Film de Cristian Mungiu

Avec Marin Grigore, Judith State…

Date de sortie en France : 19 octobre 2022

Tant de choses à dire sur le nouveau film du réalisateur roumain Cristian Mungiu ! Commençons par son titre énigmatique : R.M.N est l’équivalent d’I.R.M. L’un des personnages du film, un monsieur vieillissant atteint de troubles neurologiques, subit cet examen de radiologie. Quant à Cristian Mungiu, c’est de façon symbolique qu’il scanne les dysfonctionnements de la société roumaine. Il choisit pour cela de s’intéresser à un village situé en Transylvanie et d’y planter le décor d’un passionnant récit.
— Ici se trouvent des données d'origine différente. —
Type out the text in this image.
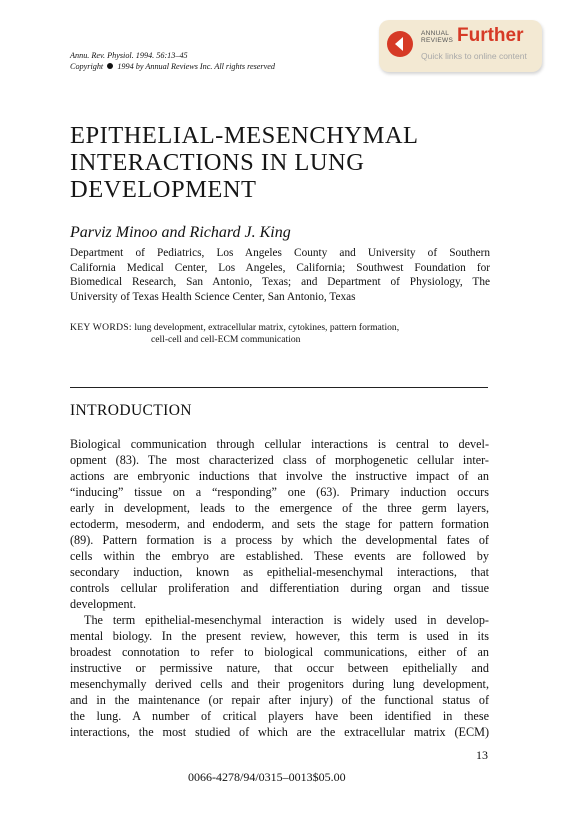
Annu. Rev. Physiol. 1994. 56:13–45
Copyright 1994 by Annual Reviews Inc. All rights reserved
ANNUAL
REVIEWS Further
Quick links to online content
EPITHELIAL-MESENCHYMAL
INTERACTIONS IN LUNG
DEVELOPMENT
Parviz Minoo and Richard J. King
Department of Pediatrics, Los Angeles County and University of Southern
California Medical Center, Los Angeles, California; Southwest Foundation for
Biomedical Research, San Antonio, Texas; and Department of Physiology, The
University of Texas Health Science Center, San Antonio, Texas
KEY WORDS: lung development, extracellular matrix, cytokines, pattern formation,
cell-cell and cell-ECM communication
INTRODUCTION
Biological communication through cellular interactions is central to devel-
opment (83). The most characterized class of morphogenetic cellular inter-
actions are embryonic inductions that involve the instructive impact of an
“inducing” tissue on a “responding” one (63). Primary induction occurs
early in development, leads to the emergence of the three germ layers,
ectoderm, mesoderm, and endoderm, and sets the stage for pattern formation
(89). Pattern formation is a process by which the developmental fates of
cells within the embryo are established. These events are followed by
secondary induction, known as epithelial-mesenchymal interactions, that
controls cellular proliferation and differentiation during organ and tissue
development.
The term epithelial-mesenchymal interaction is widely used in develop-
mental biology. In the present review, however, this term is used in its
broadest connotation to refer to biological communications, either of an
instructive or permissive nature, that occur between epithelially and
mesenchymally derived cells and their progenitors during lung development,
and in the maintenance (or repair after injury) of the functional status of
the lung. A number of critical players have been identified in these
interactions, the most studied of which are the extracellular matrix (ECM)
13
0066-4278/94/0315–0013$05.00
Dans cette région de la Roumanie, de nombreuses communautés d’origine diverse se côtoient depuis des décennies voire des siècles. Les habitants parlent roumain, hongrois, allemand, maitrisent souvent plusieurs langues. La communauté rom (« les gitans ») est aussi implantée mais semble avoir déserté le village. L’arrivée de nouveaux travailleurs étrangers non-européens, embauchés par une entreprise locale, déclenche l’indignation et le rejet. La xénophobie se déchaine sans complexe. Elle paraît irrationnelle et incongrue de la part de personnes elles-mêmes issues de cultures différentes.

L’un des intérêts majeurs du film est de montrer de quelle manière le racisme trouve un écho au sein d’une population. Il se base sur des fantasmes (ici de contamination), sur des fausses informations, des rumeurs… Globalement sur l’ignorance et la peur. Dans des régions éloignées des grands centres urbains où prospère un sentiment de déclassement, le rejet de l’autre est une manière facile d’exprimer sa colère. Une scène magistrale du film illustre cette rancoeur enfouie qui ne demande qu’à exploser. Dans un long plan séquence, le réalisateur met en scène une assemblée de villageois réunis à la salle des fêtes. Les employeurs des trois travailleurs étrangers sont présents et tentent vainement de rassurer tout le monde. Cette scène est forte car elle est incroyablement réaliste et révèle notamment un autre aspect des choses : la vision qu’ont les habitants de l’Occident qu’ils considèrent comme décadent…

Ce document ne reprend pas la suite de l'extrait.